The US has also downgraded relations with Hong Kong after China implemented a new security law which it says is in violation of its promises of autonomy for the territory.
In addition, last week Washington formally declared Beijing’s pursuit of territory and resources in South China Sea as illegal, explicitly backing the territorial claims of Southeast Asian countries against China’s.
Washington has also infuriated Beijing by banning telecom giant Huawei and seeking the extradition from Canada of top company executive Meng Wanzhou.
On Tuesday, Secretary of State Pompeo urged the “entire world” to stand up to China during his short visit to Britain.
French claims ‘false’
Meanwhile, French claims about the imprisonment of ethnic and religious minorities in China’s Xinjiang region were unacceptable, Beijing said on Wednesday, criticising the accusations as “false”.

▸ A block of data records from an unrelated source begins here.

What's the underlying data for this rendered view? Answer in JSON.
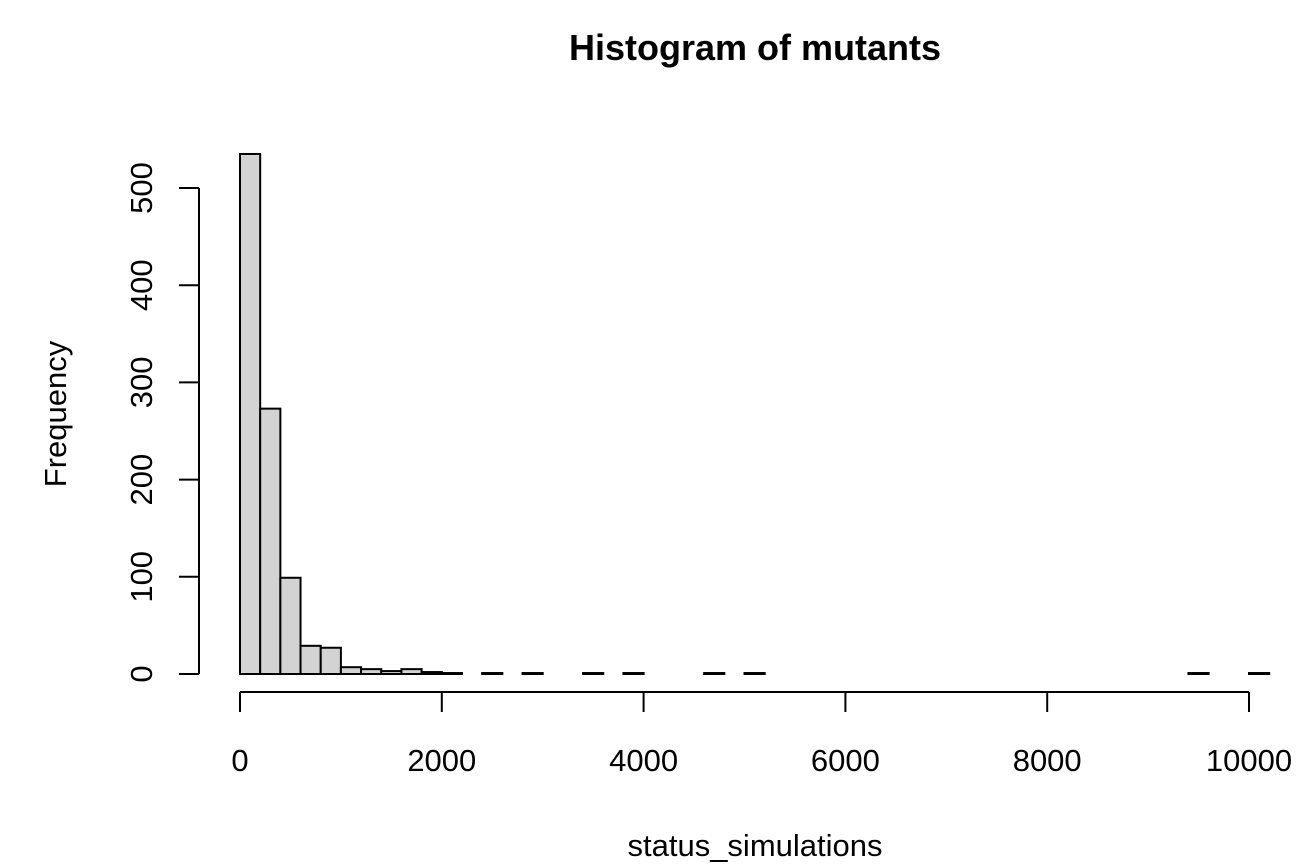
{
  "chart_data": {
    "type": "bar",
    "title": "Histogram of mutants",
    "xlabel": "status_simulations",
    "ylabel": "Frequency",
    "bin_width": 200,
    "bin_start": 0,
    "values": [
      535,
      273,
      99,
      29,
      27,
      7,
      5,
      3,
      5,
      2,
      1,
      0,
      1,
      0,
      1,
      0,
      0,
      1,
      0,
      1,
      0,
      0,
      0,
      1,
      0,
      1,
      0,
      0,
      0,
      0,
      0,
      0,
      0,
      0,
      0,
      0,
      0,
      0,
      0,
      0,
      0,
      0,
      0,
      0,
      0,
      0,
      0,
      1,
      0,
      0,
      1
    ],
    "xlim": [
      0,
      10200
    ],
    "ylim": [
      0,
      535
    ],
    "xticks": [
      0,
      2000,
      4000,
      6000,
      8000,
      10000
    ],
    "yticks": [
      0,
      100,
      200,
      300,
      400,
      500
    ],
    "bar_color": "#d3d3d3",
    "grid": false
  }
}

China’s response came a day after Paris demanded it let independent human rights observers visit the northwestern region, where rights groups and experts estimate over one million Uighurs and other Turkic-speaking minorities have been rounded up into a network of internment camps.
France’s foreign affairs minister Jean-Yves le Drian said China’s actions were “unacceptable” and said they “condemn them firmly”.
Beijing has defended its strategy in Xinjiang as necessary to avoid extremism.
Chinese foreign ministry spokesman Wang Wenbin told a regular press briefing on Wednesday that “China has repeatedly responded to and clarified false reports and accusations on Xinjiang-related issues”.
He added that Xinjiang issues were not about human rights, religion or ethnicity but about “countering violent terrorism and separatism”.
“About so-called lies that Xinjiang restricts religious freedom and suppresses Muslims… the truth is that recently, some politicians and media in the US and the west have stigmatised Xinjiang’s lawful fight against terrorism and extremism,” Wang said.
“We firmly oppose the politicisation of religious issues and the use of religious issues to interfere in China’s internal affairs,” he added.
The latest exchange comes as tensions have been rising between the West and China on multiple fronts, including over a new draconian security law in Hong Kong and mounting opposition to the use of products made by Chinese telecom giant Huawei.